Le petit infirme, des étoiles pleins les yeux, buvait les paroles de son grand frère habité par une joie si inhabituelle. Son visage illuminé par un large sourire, il en oublia même son petit estomac vide et s’abandonna, à l’instar de l’adolescent, à une rêverie agréable qui le berçait tout doucement.
Mais soudain, les traits de Krys redevinrent sérieux et, rappelant son petit frère sur terre, il lui dit d’un ton impérieux.
- Ce que je viens de te dire doit rester entre nous, c’est compris ? Ce sera notre petit secret à nous et je te défends d’en parler à qui que ce soit. Est-ce clair ?
Kaleb, qui ne comprit pas le soudain changement d’attitude de son grand frère, se contenta d’hocher la tête avant de de nouveau s’évader dans son esprit. L’orphelin, satisfait par cette réponse se leva et, saluant le petit garçon, sortit pour aller travailler, bien décidé à préparer leur fuite salvatrice.
Avant d’aller à l’usine, il fit méthodiquement le tour de la ville, scrutant les remparts de son œil noir, cherchant la moindre faille, le moindre défaut qui aurait pu les aider dans leur évasion. Mais, ces hauts murs, bien que millénaires, n’offraient aucune fissure, aucune aspérité et leurs parois abruptes ne laissaient aucune possibilité d’ascension. Alors, rabattant son regard sur les immenses portes closes qui laissaient uniquement entrer et sortir les différentes marchandises, il entreprit de les étudier afin de trouver celle qui leur servirait d’issue.
Le temps filait à une vitesse alarmante et, comme il devait aller travailler, il se promit de revenir plus tard. Tournant alors le dos à cet horizon artificiel, il se dirigea vers son usine. Dans les entrailles de la bête au souffle ardent, chaque journée se ressemblait. Toujours ce même rythme agaçant du martèlement de l’acier qui prenait la tête et finissait par la faire bourdonner. Toujours cette même chaleur étouffante qui brûlait les poumons et rendait l’air irrespirable. Encore et toujours cette même tâche lassante qui ne variait jamais et qui rendait les mouvements des ouvriers mécaniques, insipides et monotones.
Pourtant, avec cette lassitude qui s’emparait de lui durant ces longues journées, Krys sentait que ses forces s’amenuisaient. Ses capacités pulmonaire diminuaient de jour en jour, augmentant l’imposante fatigue qui s’était abattue sur lui pour ne plus le quitter. Pourtant, malgré la chaleur étouffante de la fournaise qui crachait son haleine brûlante sur tous ceux qui l’approchaient et les conseils de ses collègues, il continuait à garder son habit sur ses épaules. Ceci afin de dissimuler aux yeux de tous cette tâche brunâtre qui ne cessait de grossir. Le travail à l’usine qui était déjà un labeur exténuant était pour lui une tâche qui l’usait et qui s’accaparait une partie de lui, toujours un peu plus, chaque jour.
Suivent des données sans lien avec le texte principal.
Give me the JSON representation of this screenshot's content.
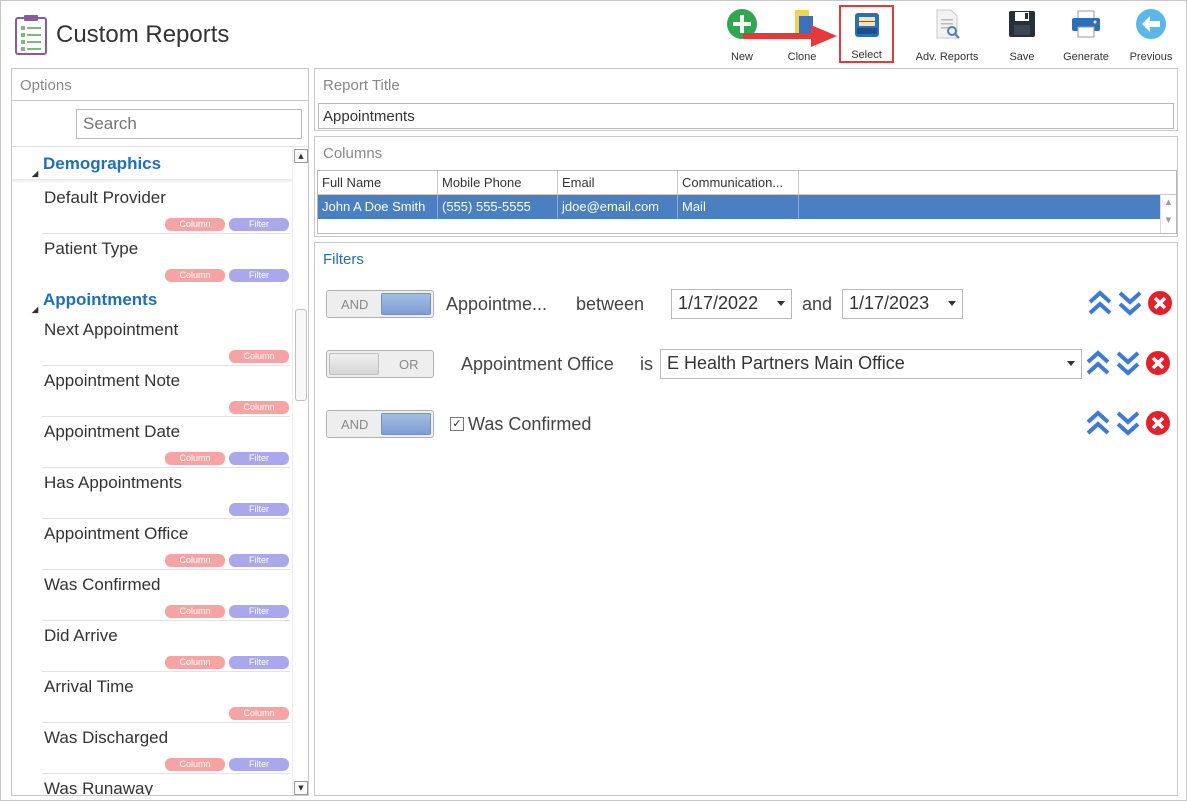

Mais, pris dans son rêve de liberté, il ne se souciait pas de cette usure qui le rongeait, espérant simplement que cette étape de sa courte vie allait rapidement se terminer.
Ce soir là, quand il sortit de l'usine, plus brisé et harassé que jamais, il se souvint de la promesse qu'il s’était fait de continuer son investigation de la ville. Il décida de faire un petit détour avant de rejoindre Kaleb. Le soleil commençait à décliner dans le ciel couleur rouille et les rues se peuplaient peu à peu de spectres. Entraîné par ce courant de travailleurs fourbus, Krys, se laissa un instant porter. La lente démarche des Accalmiens était plutôt agréable et ce silence qui pesait lourdement sur eux le reposait après cette longue journée à donner des coups sur l'acier encore rougeoyant.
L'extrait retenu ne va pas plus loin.